Indeed, most observers expect Costantino to seek a marquee budget prize for the city in the coming months that could spruce up his campaign flyers and television commercials. And in the meantime, his influential post should produce a steady stream of campaign contributions.

Costantino, whose family owns Venda Ravioli on Federal Hill, can also draw on his personal wealth. He already has — over the last six months, he has poured $225,000 into his account. And his campaign reports that he had some $400,000 on hand at the end of the first quarter of the year, to Taveras’s $115,000.

But Costantino’s source of strength is also a source of weakness. In a recent Brown University poll, only 18 percent of Rhode Island voters said they had a “great deal of confidence” or a “good deal” of confidence in Democratic legislators to make the right decisions for the state’s future. And as a central figure in a series of painful, recessionera budgets, he will make for a particularly inviting target for opponents.

Lombardi, for his part, may be able to avoid some of the pitfalls of long service in public office. Indeed, he can make a credible claim to the mantle of outsider: for the last several years, he has been the most persistent critic of an increasingly unpopular Cicilline administration, dragged down by a battered economy and — more recently — a series of scandals in the police department.

Cicilline’s departure from the race will make it more difficult for Lombardi to capitalize on that record of critique. But the mayor’s shadow remains. And all of his would-be replacements will have to contend with that shadow in one way or another.

Negotiating the proper relationship with the sitting mayor’s legacy will be a particularly tricky — and important — task for the Taveras campaign.

The lawyer’s tie to the administration comes with certain advantages. Cicilline, even after eight years in office, is still a symbol of the post-Buddy “new Providence” — a Providence Taveras hopes to embody.

But the mayor has disappointed some of the progressive voters Taveras is courting. And Cicilline’s plummeting approval numbers could make him something of a liability on the campaign trail. Indeed, Taveras is already offering up a restrained critique of the administration in a bid to create some distance between the two camps.

But don’t expect him to stray too far from the Cicilline model.

Cicilline was one of the first mainstream politicians to recognize the growing force of the Latino vote, racking up big margins on a South Side that accounted for almost a quarter of the vote in the Democratic mayoral primary of 2002.

Cicilline’s big victory in the East Side, which also accounted for about a quarter of the vote, made him virtually unassailable in what turned into a wide-ranging victory. And the map he put together that year endures.

Two years ago, in a presidential primary that could serve as a sort of rough proxy for the coming mayoral tilt — the new candidate, in Barack Obama, versus the more traditional one, in Hillary Clinton — Obama’s strength on the East and South Sides allowed him to eke out a narrow victory in Providence, even as Clinton sailed to a big win statewide.

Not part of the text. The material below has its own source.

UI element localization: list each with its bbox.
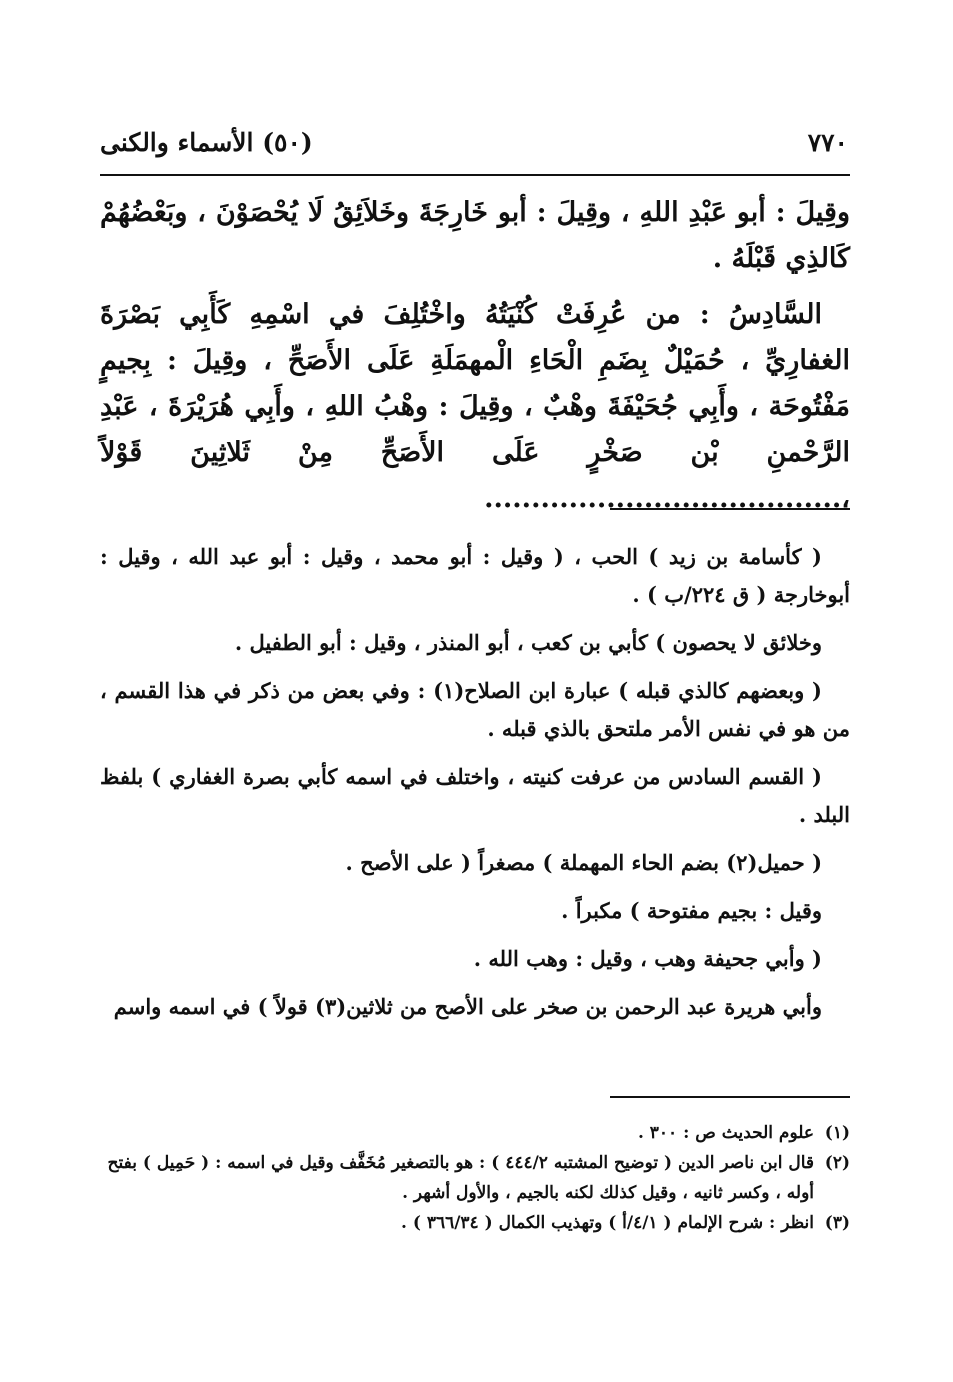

And the circumstances are, arguably, more favorable for Taveras this fall than they were for Obama in 2008. He is facing two Clinton-like figures instead of one, which could mean a splitting of the more traditional vote. And a Latino electorate leery, in some corners, of a black president would presumably be more open to a Latino mayor.

Of course, Taveras has a long way to go if he is to inspire the devotion of an Obama. He is still a little-known figure. He is affable, but no powerhouse on the stump. He will probably be outspent.